Corsi ad aprire tutte le porte di casa, tutte e sette le porte, uscì veloce, e mi parve di vedere mia madre tra i tendaggi giocati dal vento. Ecco quell'immagine me la stampai dentro, a fondo. Avevo odiato le mie mancanze, e tutto ciò che non possedevo, ma non potevo tornare indietro. Cominciai a correre, correre veloce. Alle mie spalle tutto diventava piccolo e sterile, inutile e vuoto, quelle morti erano state inutili e vuote e non mi avevano restituito ciò che non possedevo. La strada mi diede il tempo per chiedere perdono a Dio, per riavvolgere tutto il nastro della mia vita, cominciai a sentire sulle labbra il sale delle colpe. Il mare sembrò allargarsi davanti a me, con tutto se stesso. La gente attorno mi guardava con aria attonita. Continuavo a correre. Accelerai, giunsi in prossimità del porto pieno di mercanti.

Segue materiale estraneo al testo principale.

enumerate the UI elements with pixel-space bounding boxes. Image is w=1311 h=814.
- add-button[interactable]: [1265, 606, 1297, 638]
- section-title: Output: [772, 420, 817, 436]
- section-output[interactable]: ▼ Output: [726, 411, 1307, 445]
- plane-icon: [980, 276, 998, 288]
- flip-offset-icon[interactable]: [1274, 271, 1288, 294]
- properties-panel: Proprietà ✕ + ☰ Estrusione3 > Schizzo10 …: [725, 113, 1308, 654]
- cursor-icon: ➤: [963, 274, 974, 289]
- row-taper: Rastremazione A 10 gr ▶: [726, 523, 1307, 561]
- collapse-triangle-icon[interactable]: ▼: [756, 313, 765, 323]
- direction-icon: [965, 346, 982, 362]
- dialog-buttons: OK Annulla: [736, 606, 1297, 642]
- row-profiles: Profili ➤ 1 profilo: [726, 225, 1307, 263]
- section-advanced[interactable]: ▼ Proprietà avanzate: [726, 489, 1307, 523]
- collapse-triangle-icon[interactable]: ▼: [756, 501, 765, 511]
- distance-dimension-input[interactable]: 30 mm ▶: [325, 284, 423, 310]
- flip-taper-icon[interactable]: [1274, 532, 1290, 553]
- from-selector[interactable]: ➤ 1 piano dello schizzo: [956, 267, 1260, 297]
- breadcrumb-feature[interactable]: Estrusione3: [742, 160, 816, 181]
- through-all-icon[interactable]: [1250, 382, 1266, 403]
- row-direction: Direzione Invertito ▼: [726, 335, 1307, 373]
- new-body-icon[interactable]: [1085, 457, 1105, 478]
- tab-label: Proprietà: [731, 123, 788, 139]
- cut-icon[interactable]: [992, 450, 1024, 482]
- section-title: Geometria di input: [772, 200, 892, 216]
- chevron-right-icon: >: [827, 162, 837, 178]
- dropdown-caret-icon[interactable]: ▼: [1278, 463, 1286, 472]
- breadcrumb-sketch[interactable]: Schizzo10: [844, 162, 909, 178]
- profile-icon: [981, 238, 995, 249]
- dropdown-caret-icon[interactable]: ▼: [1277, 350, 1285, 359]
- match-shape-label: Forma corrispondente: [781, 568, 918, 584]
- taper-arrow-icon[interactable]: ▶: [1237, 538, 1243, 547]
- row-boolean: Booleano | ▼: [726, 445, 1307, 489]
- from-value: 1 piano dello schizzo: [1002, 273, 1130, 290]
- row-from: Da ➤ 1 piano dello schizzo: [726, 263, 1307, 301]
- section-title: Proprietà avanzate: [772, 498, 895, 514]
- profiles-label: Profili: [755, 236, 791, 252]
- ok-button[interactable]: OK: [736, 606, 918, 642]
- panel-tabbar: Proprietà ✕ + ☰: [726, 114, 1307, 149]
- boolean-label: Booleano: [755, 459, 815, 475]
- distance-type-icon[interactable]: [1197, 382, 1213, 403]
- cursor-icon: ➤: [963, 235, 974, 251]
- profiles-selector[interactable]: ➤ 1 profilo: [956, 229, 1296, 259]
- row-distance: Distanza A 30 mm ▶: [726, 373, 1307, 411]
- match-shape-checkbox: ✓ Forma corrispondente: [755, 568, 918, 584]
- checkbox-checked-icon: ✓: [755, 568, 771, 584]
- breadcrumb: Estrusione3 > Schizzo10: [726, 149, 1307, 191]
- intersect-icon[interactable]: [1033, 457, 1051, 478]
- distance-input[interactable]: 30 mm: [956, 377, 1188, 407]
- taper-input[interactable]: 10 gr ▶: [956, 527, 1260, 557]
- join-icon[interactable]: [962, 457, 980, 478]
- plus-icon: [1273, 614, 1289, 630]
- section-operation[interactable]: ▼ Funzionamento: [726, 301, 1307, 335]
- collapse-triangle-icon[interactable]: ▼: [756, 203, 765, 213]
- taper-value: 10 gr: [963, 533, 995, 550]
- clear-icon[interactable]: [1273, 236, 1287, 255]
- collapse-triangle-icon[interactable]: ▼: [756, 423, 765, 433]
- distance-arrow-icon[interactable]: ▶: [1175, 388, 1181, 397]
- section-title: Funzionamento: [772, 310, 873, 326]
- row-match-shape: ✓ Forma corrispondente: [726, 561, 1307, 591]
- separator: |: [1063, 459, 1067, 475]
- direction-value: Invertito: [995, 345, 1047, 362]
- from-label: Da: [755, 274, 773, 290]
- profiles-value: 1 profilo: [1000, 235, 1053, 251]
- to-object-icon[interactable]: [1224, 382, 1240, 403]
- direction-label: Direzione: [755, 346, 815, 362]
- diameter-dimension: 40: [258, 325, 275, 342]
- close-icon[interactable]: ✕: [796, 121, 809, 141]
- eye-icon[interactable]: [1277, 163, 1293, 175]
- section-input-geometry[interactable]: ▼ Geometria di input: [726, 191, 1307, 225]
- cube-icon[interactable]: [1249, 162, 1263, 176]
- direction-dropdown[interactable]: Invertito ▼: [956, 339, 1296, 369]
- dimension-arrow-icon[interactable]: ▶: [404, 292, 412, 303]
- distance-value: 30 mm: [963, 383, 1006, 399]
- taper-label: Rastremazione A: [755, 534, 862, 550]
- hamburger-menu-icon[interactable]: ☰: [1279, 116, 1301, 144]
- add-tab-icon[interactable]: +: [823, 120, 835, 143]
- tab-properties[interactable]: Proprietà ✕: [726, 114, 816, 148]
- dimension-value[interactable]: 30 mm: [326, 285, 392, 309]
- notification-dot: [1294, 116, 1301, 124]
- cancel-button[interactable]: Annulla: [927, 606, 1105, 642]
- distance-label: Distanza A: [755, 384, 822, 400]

Continuai verso la banchina di pietra, sudato ed ansimante. Le onde mi attendevano fiere. Mi diedi slancio con forza e mi gettai in avanti schivando la prua di un'imbarcazione. Il tonfo fu spaventoso. Andai a fondo piano piano. La mia pelle si fece fredda, il dolore nel petto cominciò a sfumare, l'acqua invase la mia bocca sorridente, le mie narici protese, le mie orecchie perfette.
Presto avrei avuto anche gli occhi di mio padre.